Comme je l’ai indiqué, 3 tendances de fonds bouleversent la consommation (consommation digitalisée consommation affinitaire, consommation responsable et durable). C’est sur ces tendances que nous avons décidé de créer Experienced Capital, car elles permettent à de nouvelles marques d’émerger, et c’est elles que nous voulons accompagner.
C’est, par exemple, le cas de Jimmy Fairly, qui est en train de révolutionner le marché de l’optique en France, et que nous avons accompagné dans sa première phase de croissance.
C’est aussi le cas de la marque de mode pour homme Balibaris, de la marque de mode pour femme Sœur ou Sessun, de la marque de cosmétique Oh My Cream ! ou des lieux de karaoké BAM, pour ne citer qu’eux au sein de notre portefeuille.
Vous avez mentionné lors d’une précédente interview une période de déconsommation dans le secteur du prêt-à-porter. Comment cette tendance a-t-elle évolué depuis lors ? Cela explique-t-il vos investissements plus récents dans l’industrie dans les loisirs et la restauration ?
Il y a en effet depuis quelques années une tendance à la décroissance dans le secteur du prêt-à-porter milieu de gamme, mais c’est un segment sur lequel nous ne sommes pas. Nous intervenons sur le segment situé au-dessus, celui du « luxe accessible » qui lui se porte très bien, car il s’adresse à ce client CSP+ dont le pouvoir d’achat est préservé.
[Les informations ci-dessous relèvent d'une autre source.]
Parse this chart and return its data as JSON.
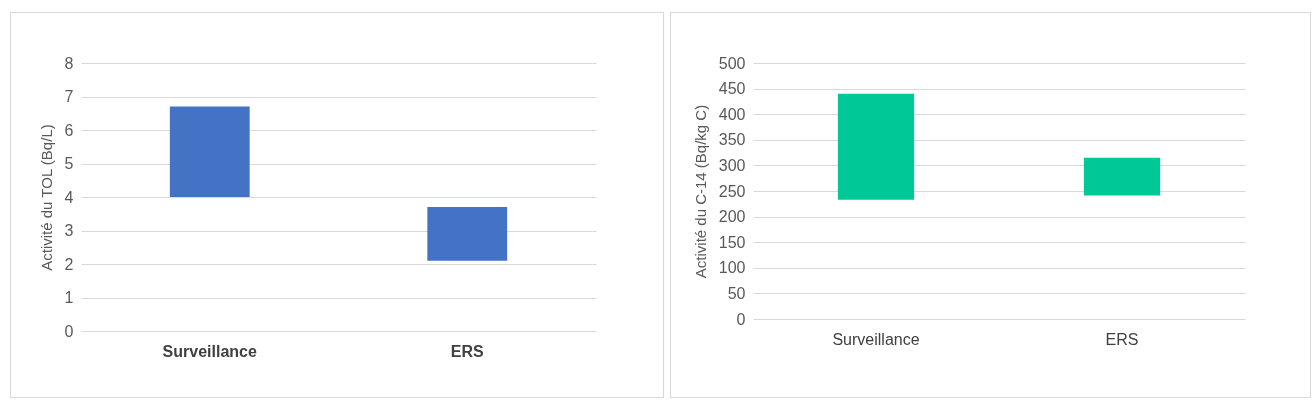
{
  "chart_data": [
    {
      "type": "bar",
      "ylabel": "Activité du TOL (Bq/L)",
      "categories": [
        "Surveillance",
        "ERS"
      ],
      "base": [
        4.0,
        2.1
      ],
      "values": [
        2.7,
        1.6
      ],
      "color": "#4472c4",
      "ylim": [
        0,
        8
      ],
      "yticks": [
        0,
        1,
        2,
        3,
        4,
        5,
        6,
        7,
        8
      ],
      "grid": "y"
    },
    {
      "type": "bar",
      "ylabel": "Activité du C-14 (Bq/kg C)",
      "categories": [
        "Surveillance",
        "ERS"
      ],
      "base": [
        233,
        241
      ],
      "values": [
        207,
        74
      ],
      "color": "#00c896",
      "ylim": [
        0,
        500
      ],
      "yticks": [
        0,
        50,
        100,
        150,
        200,
        250,
        300,
        350,
        400,
        450,
        500
      ],
      "grid": "y"
    }
  ]
}
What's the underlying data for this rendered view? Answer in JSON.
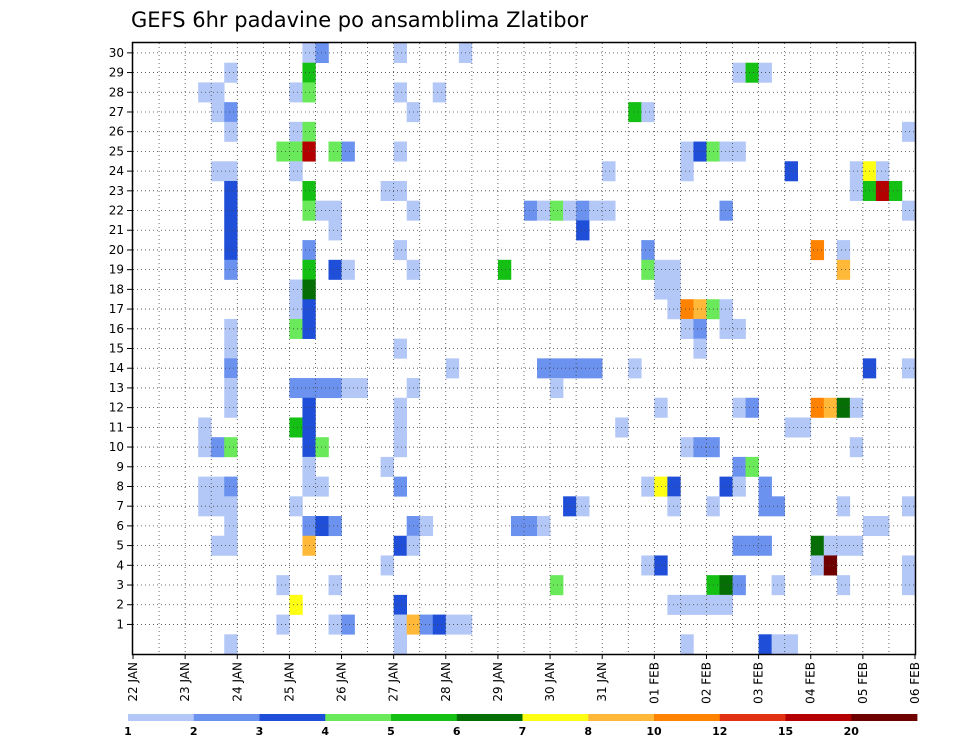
{
  "chart_data": {
    "type": "heatmap",
    "title": "GEFS 6hr padavine po ansamblima Zlatibor",
    "xlabel": "",
    "ylabel": "",
    "x_tick_labels": [
      "22 JAN",
      "23 JAN",
      "24 JAN",
      "25 JAN",
      "26 JAN",
      "27 JAN",
      "28 JAN",
      "29 JAN",
      "30 JAN",
      "31 JAN",
      "01 FEB",
      "02 FEB",
      "03 FEB",
      "04 FEB",
      "05 FEB",
      "06 FEB"
    ],
    "y_tick_labels": [
      "1",
      "2",
      "3",
      "4",
      "5",
      "6",
      "7",
      "8",
      "9",
      "10",
      "11",
      "12",
      "13",
      "14",
      "15",
      "16",
      "17",
      "18",
      "19",
      "20",
      "21",
      "22",
      "23",
      "24",
      "25",
      "26",
      "27",
      "28",
      "29",
      "30"
    ],
    "x_range": [
      0,
      60
    ],
    "y_range": [
      0,
      30
    ],
    "grid": true,
    "x_unit": "6-hour step from 22 JAN",
    "y_unit": "ensemble member",
    "legend": {
      "position": "bottom",
      "colors": [
        "#b4c8f8",
        "#6a92ee",
        "#1f4fd8",
        "#6aea5a",
        "#14c014",
        "#056e05",
        "#ffff14",
        "#ffb838",
        "#ff8200",
        "#e23214",
        "#b40000",
        "#6e0000"
      ],
      "labels": [
        "1",
        "2",
        "3",
        "4",
        "5",
        "6",
        "7",
        "8",
        "10",
        "12",
        "15",
        "20"
      ]
    },
    "cells": [
      [
        30,
        13,
        1
      ],
      [
        30,
        14,
        2
      ],
      [
        30,
        20,
        1
      ],
      [
        30,
        25,
        1
      ],
      [
        29,
        7,
        1
      ],
      [
        29,
        13,
        5
      ],
      [
        29,
        46,
        1
      ],
      [
        29,
        47,
        5
      ],
      [
        29,
        48,
        1
      ],
      [
        28,
        5,
        1
      ],
      [
        28,
        6,
        1
      ],
      [
        28,
        12,
        1
      ],
      [
        28,
        13,
        4
      ],
      [
        28,
        20,
        1
      ],
      [
        28,
        23,
        1
      ],
      [
        27,
        6,
        1
      ],
      [
        27,
        7,
        2
      ],
      [
        27,
        21,
        1
      ],
      [
        27,
        38,
        5
      ],
      [
        27,
        39,
        1
      ],
      [
        26,
        7,
        1
      ],
      [
        26,
        12,
        1
      ],
      [
        26,
        13,
        4
      ],
      [
        26,
        59,
        1
      ],
      [
        25,
        11,
        4
      ],
      [
        25,
        12,
        4
      ],
      [
        25,
        13,
        11
      ],
      [
        25,
        15,
        4
      ],
      [
        25,
        16,
        2
      ],
      [
        25,
        20,
        1
      ],
      [
        25,
        42,
        1
      ],
      [
        25,
        43,
        3
      ],
      [
        25,
        44,
        4
      ],
      [
        25,
        45,
        1
      ],
      [
        25,
        46,
        1
      ],
      [
        24,
        6,
        1
      ],
      [
        24,
        7,
        1
      ],
      [
        24,
        12,
        1
      ],
      [
        24,
        36,
        1
      ],
      [
        24,
        42,
        1
      ],
      [
        24,
        50,
        3
      ],
      [
        24,
        55,
        1
      ],
      [
        24,
        56,
        7
      ],
      [
        24,
        57,
        1
      ],
      [
        23,
        7,
        3
      ],
      [
        23,
        13,
        5
      ],
      [
        23,
        19,
        1
      ],
      [
        23,
        20,
        1
      ],
      [
        23,
        55,
        1
      ],
      [
        23,
        56,
        5
      ],
      [
        23,
        57,
        11
      ],
      [
        23,
        58,
        5
      ],
      [
        22,
        7,
        3
      ],
      [
        22,
        13,
        4
      ],
      [
        22,
        14,
        1
      ],
      [
        22,
        15,
        1
      ],
      [
        22,
        21,
        1
      ],
      [
        22,
        30,
        2
      ],
      [
        22,
        31,
        1
      ],
      [
        22,
        32,
        4
      ],
      [
        22,
        33,
        1
      ],
      [
        22,
        34,
        2
      ],
      [
        22,
        35,
        1
      ],
      [
        22,
        36,
        1
      ],
      [
        22,
        45,
        2
      ],
      [
        22,
        59,
        1
      ],
      [
        21,
        7,
        3
      ],
      [
        21,
        15,
        1
      ],
      [
        21,
        34,
        3
      ],
      [
        20,
        7,
        3
      ],
      [
        20,
        13,
        2
      ],
      [
        20,
        20,
        1
      ],
      [
        20,
        39,
        2
      ],
      [
        20,
        52,
        9
      ],
      [
        20,
        54,
        1
      ],
      [
        19,
        7,
        2
      ],
      [
        19,
        13,
        5
      ],
      [
        19,
        15,
        3
      ],
      [
        19,
        16,
        1
      ],
      [
        19,
        21,
        1
      ],
      [
        19,
        28,
        5
      ],
      [
        19,
        39,
        4
      ],
      [
        19,
        40,
        1
      ],
      [
        19,
        41,
        1
      ],
      [
        19,
        54,
        8
      ],
      [
        18,
        12,
        1
      ],
      [
        18,
        13,
        6
      ],
      [
        18,
        40,
        1
      ],
      [
        18,
        41,
        1
      ],
      [
        17,
        12,
        1
      ],
      [
        17,
        13,
        3
      ],
      [
        17,
        41,
        1
      ],
      [
        17,
        42,
        9
      ],
      [
        17,
        43,
        8
      ],
      [
        17,
        44,
        4
      ],
      [
        17,
        45,
        1
      ],
      [
        16,
        7,
        1
      ],
      [
        16,
        12,
        4
      ],
      [
        16,
        13,
        3
      ],
      [
        16,
        42,
        1
      ],
      [
        16,
        43,
        2
      ],
      [
        16,
        45,
        1
      ],
      [
        16,
        46,
        1
      ],
      [
        15,
        7,
        1
      ],
      [
        15,
        20,
        1
      ],
      [
        15,
        43,
        1
      ],
      [
        14,
        7,
        2
      ],
      [
        14,
        24,
        1
      ],
      [
        14,
        31,
        2
      ],
      [
        14,
        32,
        2
      ],
      [
        14,
        33,
        2
      ],
      [
        14,
        34,
        2
      ],
      [
        14,
        35,
        2
      ],
      [
        14,
        38,
        1
      ],
      [
        14,
        56,
        3
      ],
      [
        14,
        59,
        1
      ],
      [
        13,
        7,
        1
      ],
      [
        13,
        12,
        2
      ],
      [
        13,
        13,
        2
      ],
      [
        13,
        14,
        2
      ],
      [
        13,
        15,
        2
      ],
      [
        13,
        16,
        1
      ],
      [
        13,
        17,
        1
      ],
      [
        13,
        21,
        1
      ],
      [
        13,
        32,
        1
      ],
      [
        12,
        7,
        1
      ],
      [
        12,
        13,
        3
      ],
      [
        12,
        20,
        1
      ],
      [
        12,
        40,
        1
      ],
      [
        12,
        46,
        1
      ],
      [
        12,
        47,
        2
      ],
      [
        12,
        52,
        9
      ],
      [
        12,
        53,
        8
      ],
      [
        12,
        54,
        6
      ],
      [
        12,
        55,
        1
      ],
      [
        11,
        5,
        1
      ],
      [
        11,
        12,
        5
      ],
      [
        11,
        13,
        3
      ],
      [
        11,
        20,
        1
      ],
      [
        11,
        37,
        1
      ],
      [
        11,
        50,
        1
      ],
      [
        11,
        51,
        1
      ],
      [
        10,
        5,
        1
      ],
      [
        10,
        6,
        2
      ],
      [
        10,
        7,
        4
      ],
      [
        10,
        13,
        3
      ],
      [
        10,
        14,
        4
      ],
      [
        10,
        20,
        1
      ],
      [
        10,
        42,
        1
      ],
      [
        10,
        43,
        2
      ],
      [
        10,
        44,
        2
      ],
      [
        10,
        55,
        1
      ],
      [
        9,
        13,
        1
      ],
      [
        9,
        19,
        1
      ],
      [
        9,
        46,
        2
      ],
      [
        9,
        47,
        4
      ],
      [
        8,
        5,
        1
      ],
      [
        8,
        6,
        1
      ],
      [
        8,
        7,
        2
      ],
      [
        8,
        13,
        1
      ],
      [
        8,
        14,
        1
      ],
      [
        8,
        20,
        2
      ],
      [
        8,
        39,
        1
      ],
      [
        8,
        40,
        7
      ],
      [
        8,
        41,
        3
      ],
      [
        8,
        45,
        3
      ],
      [
        8,
        46,
        1
      ],
      [
        8,
        48,
        2
      ],
      [
        7,
        5,
        1
      ],
      [
        7,
        6,
        1
      ],
      [
        7,
        7,
        1
      ],
      [
        7,
        12,
        1
      ],
      [
        7,
        33,
        3
      ],
      [
        7,
        34,
        1
      ],
      [
        7,
        41,
        1
      ],
      [
        7,
        44,
        1
      ],
      [
        7,
        48,
        2
      ],
      [
        7,
        49,
        2
      ],
      [
        7,
        54,
        1
      ],
      [
        7,
        59,
        1
      ],
      [
        6,
        7,
        1
      ],
      [
        6,
        13,
        2
      ],
      [
        6,
        14,
        3
      ],
      [
        6,
        15,
        2
      ],
      [
        6,
        21,
        2
      ],
      [
        6,
        22,
        1
      ],
      [
        6,
        29,
        2
      ],
      [
        6,
        30,
        2
      ],
      [
        6,
        31,
        1
      ],
      [
        6,
        56,
        1
      ],
      [
        6,
        57,
        1
      ],
      [
        5,
        6,
        1
      ],
      [
        5,
        7,
        1
      ],
      [
        5,
        13,
        8
      ],
      [
        5,
        20,
        3
      ],
      [
        5,
        21,
        1
      ],
      [
        5,
        46,
        2
      ],
      [
        5,
        47,
        2
      ],
      [
        5,
        48,
        2
      ],
      [
        5,
        52,
        6
      ],
      [
        5,
        53,
        1
      ],
      [
        5,
        54,
        1
      ],
      [
        5,
        55,
        1
      ],
      [
        4,
        19,
        1
      ],
      [
        4,
        39,
        1
      ],
      [
        4,
        40,
        3
      ],
      [
        4,
        52,
        1
      ],
      [
        4,
        53,
        12
      ],
      [
        4,
        59,
        1
      ],
      [
        3,
        11,
        1
      ],
      [
        3,
        15,
        1
      ],
      [
        3,
        32,
        4
      ],
      [
        3,
        44,
        5
      ],
      [
        3,
        45,
        6
      ],
      [
        3,
        46,
        2
      ],
      [
        3,
        49,
        1
      ],
      [
        3,
        54,
        1
      ],
      [
        3,
        59,
        1
      ],
      [
        2,
        12,
        7
      ],
      [
        2,
        20,
        3
      ],
      [
        2,
        41,
        1
      ],
      [
        2,
        42,
        1
      ],
      [
        2,
        43,
        1
      ],
      [
        2,
        44,
        1
      ],
      [
        2,
        45,
        1
      ],
      [
        1,
        11,
        1
      ],
      [
        1,
        15,
        1
      ],
      [
        1,
        16,
        2
      ],
      [
        1,
        20,
        1
      ],
      [
        1,
        21,
        8
      ],
      [
        1,
        22,
        2
      ],
      [
        1,
        23,
        3
      ],
      [
        1,
        24,
        1
      ],
      [
        1,
        25,
        1
      ],
      [
        0,
        7,
        1
      ],
      [
        0,
        20,
        1
      ],
      [
        0,
        42,
        1
      ],
      [
        0,
        48,
        3
      ],
      [
        0,
        49,
        1
      ],
      [
        0,
        50,
        1
      ]
    ]
  }
}
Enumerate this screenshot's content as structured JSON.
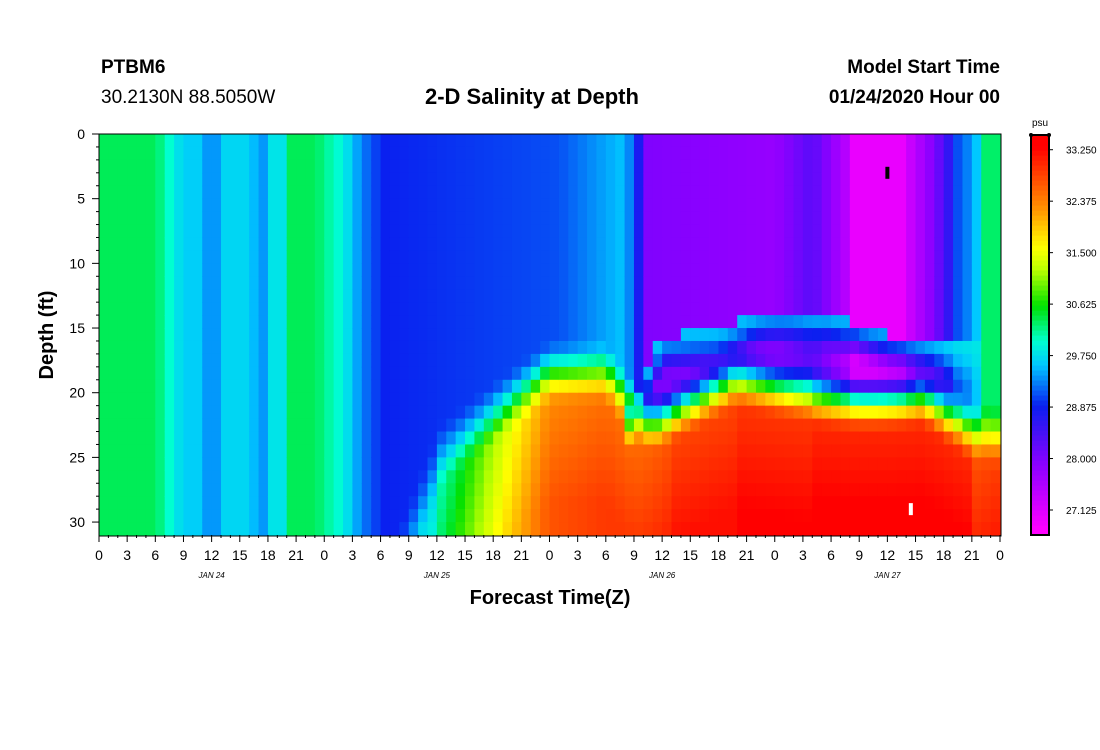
{
  "header": {
    "station": "PTBM6",
    "coords": "30.2130N 88.5050W",
    "title": "2-D Salinity at Depth",
    "model_label": "Model Start Time",
    "model_time": "01/24/2020 Hour 00"
  },
  "chart_data": {
    "type": "heatmap",
    "title": "2-D Salinity at Depth",
    "xlabel": "Forecast Time(Z)",
    "ylabel": "Depth (ft)",
    "xlim": [
      0,
      96
    ],
    "ylim": [
      31,
      0
    ],
    "x_tick_labels": [
      "0",
      "3",
      "6",
      "9",
      "12",
      "15",
      "18",
      "21",
      "0",
      "3",
      "6",
      "9",
      "12",
      "15",
      "18",
      "21",
      "0",
      "3",
      "6",
      "9",
      "12",
      "15",
      "18",
      "21",
      "0",
      "3",
      "6",
      "9",
      "12",
      "15",
      "18",
      "21",
      "0"
    ],
    "y_ticks": [
      0,
      5,
      10,
      15,
      20,
      25,
      30
    ],
    "day_labels": [
      {
        "hour": 12,
        "label": "JAN 24"
      },
      {
        "hour": 36,
        "label": "JAN 25"
      },
      {
        "hour": 60,
        "label": "JAN 26"
      },
      {
        "hour": 84,
        "label": "JAN 27"
      }
    ],
    "colorbar": {
      "unit": "psu",
      "min": 26.7,
      "max": 33.5,
      "ticks": [
        "27.125",
        "28.000",
        "28.875",
        "29.750",
        "30.625",
        "31.500",
        "32.375",
        "33.250"
      ],
      "stops": [
        {
          "value": 26.8,
          "color": "#ff00ff"
        },
        {
          "value": 27.9,
          "color": "#8c00ff"
        },
        {
          "value": 28.9,
          "color": "#0a1ff0"
        },
        {
          "value": 29.6,
          "color": "#00c8ff"
        },
        {
          "value": 30.0,
          "color": "#00ffd0"
        },
        {
          "value": 30.6,
          "color": "#00e000"
        },
        {
          "value": 31.2,
          "color": "#b8ff00"
        },
        {
          "value": 31.6,
          "color": "#ffff00"
        },
        {
          "value": 32.3,
          "color": "#ff8c00"
        },
        {
          "value": 33.3,
          "color": "#ff0000"
        }
      ]
    },
    "min_marker": {
      "hour": 84,
      "depth": 3
    },
    "max_marker": {
      "hour": 86.5,
      "depth": 29
    }
  }
}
Ce ne sont pas du tout les mêmes marchés.
Je suis personnellement favorable à une consommation beaucoup plus raisonnée, dans le cadre de la transition écologique et énergétique qui est indispensable. Je me réjouis donc de la déconsommation de produits de mauvaise qualité, produits au bout du monde et dont la durée de vie est limitée. Nous n’accompagnons que des marques ayant une vraie démarche RSE, de création de produits de qualité, durables, qui aident à « consommer moins mais mieux ».
Notre diversification sectorielle est partie-prenante de notre stratégie d’investissement, dès l’origine d’Experienced Capital, car nous considérons que les tendances évoquées précédemment sont communes à tous les secteurs de la consommation, du loisir à la restauration, en passant par la cosmétique ou la décoration. Ce sont exactement les mêmes tendances de marché.
Votre parcours professionnel est marqué par plusieurs transitions entre différents secteurs et entreprises. Comment ces expériences variées ont-elles influencé votre approche envers les fusions-acquisitions et les investissements dans le Private Equity ?
Mon parcours est celui d’une évolution progressive vers ce que je fais aujourd’hui, à savoir diriger un fonds d’investissement dédié aux marques premium.
En effet, depuis près de 25 ans, j’évolue dans le secteur de la consommation. D’abord chez Saint-Gobain Distribution (distribution de matériaux), puis chez Casino (distribution alimentaire), puis au sein du groupe SMCP (mode), pour enfin créer ECP. Depuis 25 ans, le client est au cœur des préoccupations des sociétés dans lesquelles je travaille. C’est un fil conducteur.
Par ailleurs, dans ce secteur de la consommation, j’ai exercé 2 métiers financiers : du M&A dans des structures corporate (Saint-Gobain puis Casino) pendant les 10 premières années, puis des fonctions de direction générale finance (Franprix Leader-Price puis SMCP) pendant 7 ans.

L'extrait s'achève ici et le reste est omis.